"Spider-Man 2": Sizzling sequel is as good as it gets
|
|||||||||||
|
Summer, along with its other virtues, is the only season to have its very own movie genre. (You never hear anyone talking about "winter movies," do you?) Like fizzy lemonade or a sudden cool breeze, a well-crafted summer movie brings uncomplicated pleasure; fleeting but delicious. And it's my great pleasure to tell you that Sam Raimi's marvelous "Spider-Man 2" is as good as summer movies get. Get in line and pass the popcorn; this is undoubtedly the most fun you'll have at the multiplexes this season, or maybe even this year.
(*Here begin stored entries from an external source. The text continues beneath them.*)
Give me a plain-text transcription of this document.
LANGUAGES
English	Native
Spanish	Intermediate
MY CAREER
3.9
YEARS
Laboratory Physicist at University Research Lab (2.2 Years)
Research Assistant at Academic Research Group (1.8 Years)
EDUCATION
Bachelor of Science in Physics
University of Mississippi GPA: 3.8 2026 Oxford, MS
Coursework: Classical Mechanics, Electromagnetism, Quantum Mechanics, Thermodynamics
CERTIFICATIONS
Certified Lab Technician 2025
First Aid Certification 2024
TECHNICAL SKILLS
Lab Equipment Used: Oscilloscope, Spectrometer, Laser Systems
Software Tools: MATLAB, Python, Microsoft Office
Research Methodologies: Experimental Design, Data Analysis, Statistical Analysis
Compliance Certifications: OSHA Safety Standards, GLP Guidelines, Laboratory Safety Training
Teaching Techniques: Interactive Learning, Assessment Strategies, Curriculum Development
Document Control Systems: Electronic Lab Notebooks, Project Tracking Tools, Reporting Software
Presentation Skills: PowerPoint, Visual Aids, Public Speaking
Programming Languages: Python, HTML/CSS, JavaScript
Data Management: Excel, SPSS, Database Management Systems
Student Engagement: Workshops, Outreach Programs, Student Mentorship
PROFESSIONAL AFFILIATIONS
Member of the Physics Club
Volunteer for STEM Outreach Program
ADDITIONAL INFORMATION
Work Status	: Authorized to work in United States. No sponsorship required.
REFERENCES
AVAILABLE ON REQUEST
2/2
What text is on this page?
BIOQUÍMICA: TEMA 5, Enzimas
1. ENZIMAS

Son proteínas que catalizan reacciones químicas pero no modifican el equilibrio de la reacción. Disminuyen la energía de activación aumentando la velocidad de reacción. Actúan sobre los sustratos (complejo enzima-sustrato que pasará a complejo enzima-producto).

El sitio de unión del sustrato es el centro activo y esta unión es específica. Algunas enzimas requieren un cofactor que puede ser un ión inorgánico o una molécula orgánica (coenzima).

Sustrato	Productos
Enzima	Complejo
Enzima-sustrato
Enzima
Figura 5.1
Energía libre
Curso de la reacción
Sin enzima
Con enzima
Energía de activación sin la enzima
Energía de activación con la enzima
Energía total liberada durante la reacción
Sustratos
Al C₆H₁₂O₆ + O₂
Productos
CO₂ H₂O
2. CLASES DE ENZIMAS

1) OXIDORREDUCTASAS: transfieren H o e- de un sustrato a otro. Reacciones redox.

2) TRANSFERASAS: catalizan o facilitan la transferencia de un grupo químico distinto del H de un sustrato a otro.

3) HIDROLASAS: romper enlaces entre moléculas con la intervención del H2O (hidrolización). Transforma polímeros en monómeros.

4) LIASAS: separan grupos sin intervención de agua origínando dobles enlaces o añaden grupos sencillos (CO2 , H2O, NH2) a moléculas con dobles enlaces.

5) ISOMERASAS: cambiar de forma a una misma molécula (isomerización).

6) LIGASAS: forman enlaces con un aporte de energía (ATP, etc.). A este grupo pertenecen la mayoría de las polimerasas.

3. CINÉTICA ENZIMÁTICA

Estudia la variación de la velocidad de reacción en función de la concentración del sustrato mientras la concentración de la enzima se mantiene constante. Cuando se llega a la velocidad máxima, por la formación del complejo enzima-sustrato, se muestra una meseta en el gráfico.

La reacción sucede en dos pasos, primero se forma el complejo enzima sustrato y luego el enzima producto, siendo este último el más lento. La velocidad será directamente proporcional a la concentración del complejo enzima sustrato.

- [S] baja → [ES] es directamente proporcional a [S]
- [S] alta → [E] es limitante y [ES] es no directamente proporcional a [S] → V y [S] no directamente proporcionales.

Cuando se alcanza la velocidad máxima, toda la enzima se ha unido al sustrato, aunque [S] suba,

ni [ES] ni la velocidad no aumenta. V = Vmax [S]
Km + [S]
This sequel had some pretty well-stretched tights to fill: "Spider-Man," released back in May 2002, was a terrific jump-start for the franchise. Tobey Maguire, quavery-voiced and sincere, proved to be an inspired choice as Peter Parker, the lonely young orphan who acquires spiderlike powers and great strength when bitten by a radioactive spider on a class field trip. The skinny, pale kid is nobody's idea of a superhero, so he easily slips into a double life as nerdy Peter and the masked "friendly neighborhood Spider-Man." Unsuspected by the girl he loves from afar, Mary Jane Watson (Kirsten Dunst), he learns to accept the great responsibility that comes with great power.
If the first "Spider-Man" was a coming-of-age story, the new film is the portrait of a superhero as a young man. Taking place two years after the events of the first movie (a clever, intricate opening credit sequence reminds us of what happened then), "Spider-Man 2" drops us into Peter's new life, which involves not only part-time superherodom and work as a free-lance photographer for the Daily Bugle, but also college classes, a job delivering pizzas, a threadbare apartment in Manhattan and severe financial problems. (Careful attention has been paid to visual detail, and it pays off in a wealth of character notes: Peter, for example, is exactly the sort of 20-year-old who takes the time to neatly make his bed every day.)
Other aspects of Peter's life are familiar. He still loves Mary Jane, who's clearly his soul mate (her soulful, sky-blue eyes match his), but can't tell her, out of concern for her safety. She, now an up-and-coming young actress, has grown tired of his promises and met somebody else. And there's a new threat to the city's safety: Dr. Octavius, known as Doc Ock (Alfred Molina). Previously a brilliant scientist researching fusion techniques, he is transformed, after a terrible accident, into a multi-tentacled villain.
Meanwhile, Peter's friend Harry (James Franco) is moving into his own subplot: he blames Spider-Man for the death of his father and plots to avenge him — if only he could learn the masked man's identity. "You'd tell me if you knew who Spider-Man was, wouldn't you?" he asks Peter, who avoids his gaze.
All these threads intertwine in Alvin Sargent's screenplay, which stays resolutely true to these characters while leaving plenty of room to show off the film's stellar special effects. A duel between Doc Ock and Spidey, staged on the outside wall of a vast Manhattan apartment building, is magical: Ock's legs have a coiling, leering life of their own. And in a late sequence, Spider-Man wildly swings through the streets of Manhattan as if taking us on an out-of-control guided tour. His swoops and swirls are even more balletic this time around — some of his toe-pointed poses in the air are worthy of Baryshnikov — and the effects are so seamless you feel like you're on a breathless ride with him.
"Spider-Man 2" bubbles over with small pleasures: the high-voltage bellowing of J.K. Simmons as Daily Bugle editor J. Jonah Jameson; the all-too-casual introduction of characters sure to play more of a role next time around (a landlord's spindly daughter, a sympathetic professor); Molina's gleeful villainy, under his acreage of eyebrows; the sweet, wistful chemistry between Maguire and Dunst, who play their scenes with an honesty and directness that's rare in any film.
Take out the love story and you'd still have a nifty action flick; delete the special effects and a beautifully acted romance would remain. Put it all together and ... hey, it's going to be a "Spider-Man" summer. Bring on the next one; I can't wait.